Privacy Policy
Last updated: 18 June 2026
This Privacy Policy explains how SoftSphere LLC ("CryptoRoute", "we", "us") processes personal data when you use the CryptoRoute interface (the "Interface"). CryptoRoute is non-custodial: we never hold your funds or private keys, and we do not require an account.
For the purposes of the EU/UK GDPR, the data controller is SoftSphere LLC (registration no. 3982 LLC 2025), Suite 305, Griffith Corporate Centre, Kingstown, Saint Vincent and the Grenadines. Contact: [email protected].
1. Data we process
We minimise the data we collect. Depending on how you use the Interface, we may process:
| Data | Why | How it is handled |
|---|---|---|
| Wallet / recipient / refund addresses | To request a quote and route your swap to the right destination, and to support and track the transaction | Stored as a one-way keyed hash for abuse-prevention and, where needed for status/support, encrypted at rest. We do not store them in plain text. |
| IP address | Security, abuse prevention, and to determine your country for compliance (sanctions/geo-restrictions) | Stored only as a one-way keyed hash; the country code (e.g. via Cloudflare) may be retained. |
| Device / browser (user-agent) | Security and abuse prevention | Stored only as a one-way keyed hash. |
| Usage / funnel events (e.g. page views, widget interactions, language/country selection) | Product analytics to understand and improve the Interface | Only collected if you consent to analytics cookies. Aggregated where possible. |
| Cookies / local storage | Operating the Interface and remembering your consent and language | See the Cookie Policy. |
We do not collect your name, email, or government ID, and we do not sell personal data.
2. Legal bases (GDPR)
- Performance of a contract / your request — to provide quotes and route swaps you initiate.

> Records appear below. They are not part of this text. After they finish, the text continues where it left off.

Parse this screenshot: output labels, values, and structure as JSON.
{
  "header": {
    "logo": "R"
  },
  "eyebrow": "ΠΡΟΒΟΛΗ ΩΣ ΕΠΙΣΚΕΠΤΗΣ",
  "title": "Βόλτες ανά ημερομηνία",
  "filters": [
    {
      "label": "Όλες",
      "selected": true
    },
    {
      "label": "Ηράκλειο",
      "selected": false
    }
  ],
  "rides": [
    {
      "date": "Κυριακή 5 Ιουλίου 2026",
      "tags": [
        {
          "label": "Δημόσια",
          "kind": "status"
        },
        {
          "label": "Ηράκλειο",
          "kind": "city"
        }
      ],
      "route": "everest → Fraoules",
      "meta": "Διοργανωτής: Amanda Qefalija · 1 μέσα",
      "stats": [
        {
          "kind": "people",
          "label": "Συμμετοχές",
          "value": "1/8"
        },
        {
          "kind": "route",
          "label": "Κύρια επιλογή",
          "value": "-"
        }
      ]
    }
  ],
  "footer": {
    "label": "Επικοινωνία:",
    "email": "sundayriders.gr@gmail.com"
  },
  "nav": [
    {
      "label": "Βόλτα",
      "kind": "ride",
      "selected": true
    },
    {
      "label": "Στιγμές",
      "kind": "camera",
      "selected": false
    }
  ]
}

- Legitimate interests — securing the Interface, preventing fraud and abuse, and maintaining service integrity.
- Legal obligation — complying with sanctions, anti-money-laundering, and other applicable laws (including geo-restrictions).
- Consent — non-essential analytics and any non-essential cookies. You may withdraw consent at any time via the cookie settings.
3. Who we share data with
We share data only as needed to operate the Interface:
- Swap and routing protocols (including NEAR Intents / 1Click and the underlying liquidity providers) — to execute the swap you request. On-chain transactions are public by nature.

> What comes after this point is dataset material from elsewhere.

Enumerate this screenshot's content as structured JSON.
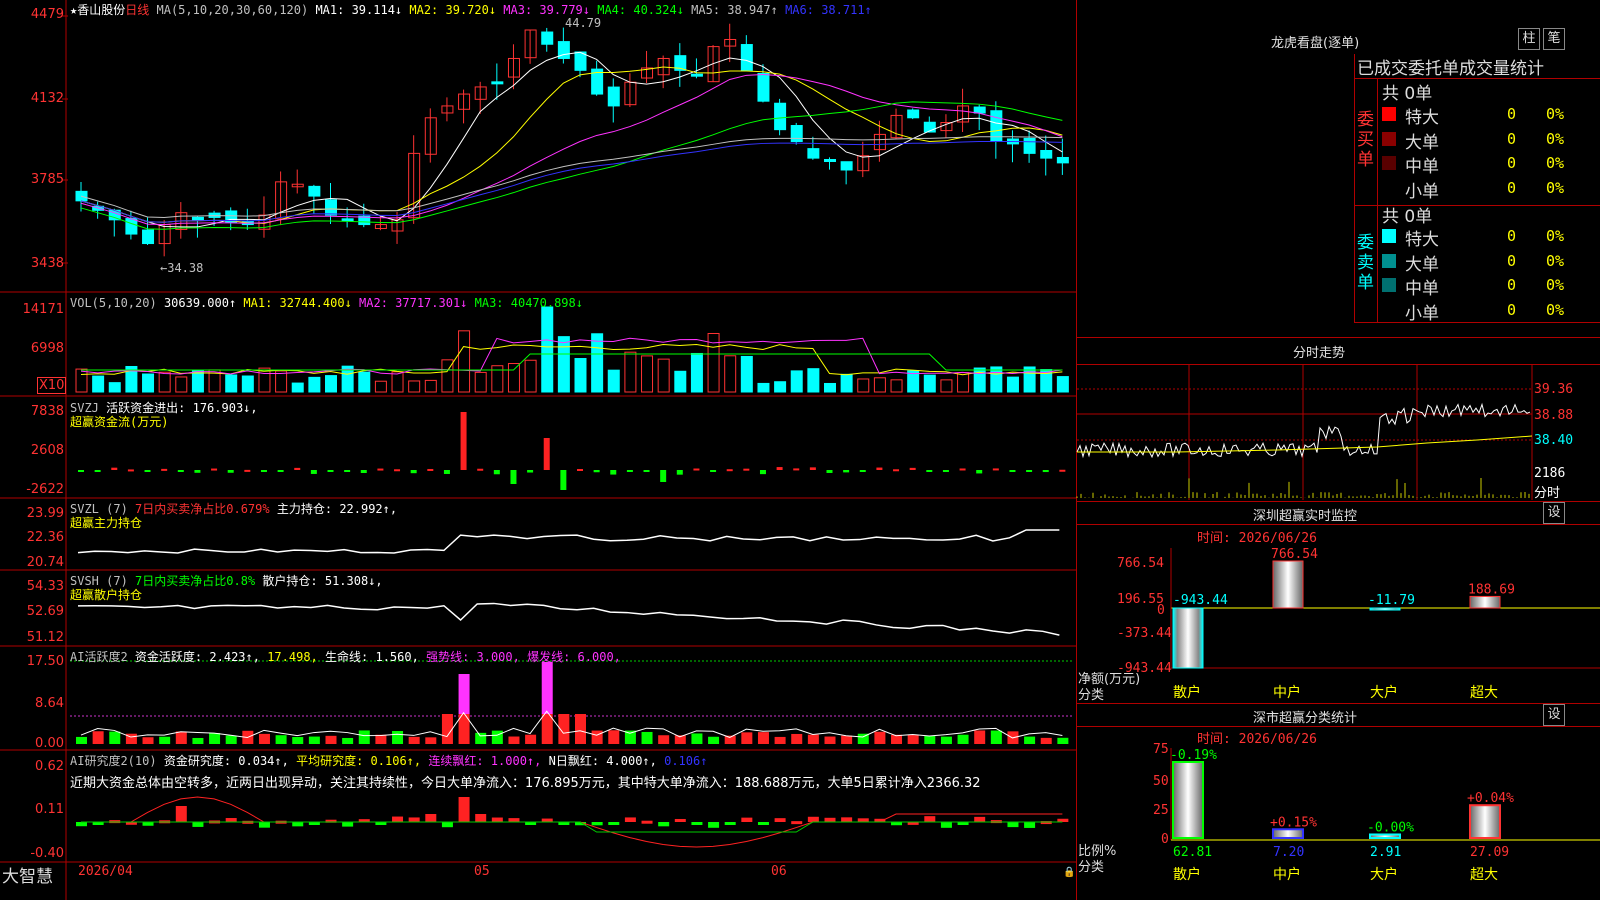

- Infrastructure providers (hosting, database, content-delivery/security such as Cloudflare) — acting as processors under appropriate agreements.
- Authorities — where required by law, regulation, or valid legal process.
We do not sell or rent personal data, and we do not use it for third-party advertising.
4. International transfers
Our providers may process data outside your country, including in jurisdictions with different data-protection laws. Where required, we rely on appropriate safeguards (such as Standard Contractual Clauses).
5. Retention
We keep data only as long as necessary for the purposes above or as required by law. Hashed identifiers and transaction records used for security, support, and compliance are retained for 24 months, after which they are deleted or further anonymised. Consent-based analytics are retained for 24 months.
6. Security
We apply technical and organisational measures including one-way hashing of identifiers, encryption of sensitive fields at rest and data in transit (TLS), access controls, and rate limiting. No method of transmission or storage is completely secure, and you remain responsible for the security of your own wallet and keys.
7. Your rights
Subject to applicable law, you may have rights to access, rectify, erase, restrict, or object to processing of your personal data, and to data portability. Because most identifiers we hold are irreversibly hashed and we do not maintain accounts, we may be unable to identify data relating to you without additional information. To make a request, contact [email protected]. You also have the right to lodge a complaint with your local supervisory authority.
8. Children
The Interface is not directed to children under 18, and we do not knowingly process their data.
9. Changes
We may update this Policy from time to time. Material changes take effect when posted; we will update the "Last updated" date.
10. Contact
Privacy questions or requests: [email protected]. Data Protection Officer: [email protected].
Controller: SoftSphere LLC, Suite 305, Griffith Corporate Centre, Kingstown, Saint Vincent and the Grenadines (registration no. 3982 LLC 2025).
This document is a template provided for development purposes and is not legal advice. Have it reviewed and finalized by qualified legal counsel before production use.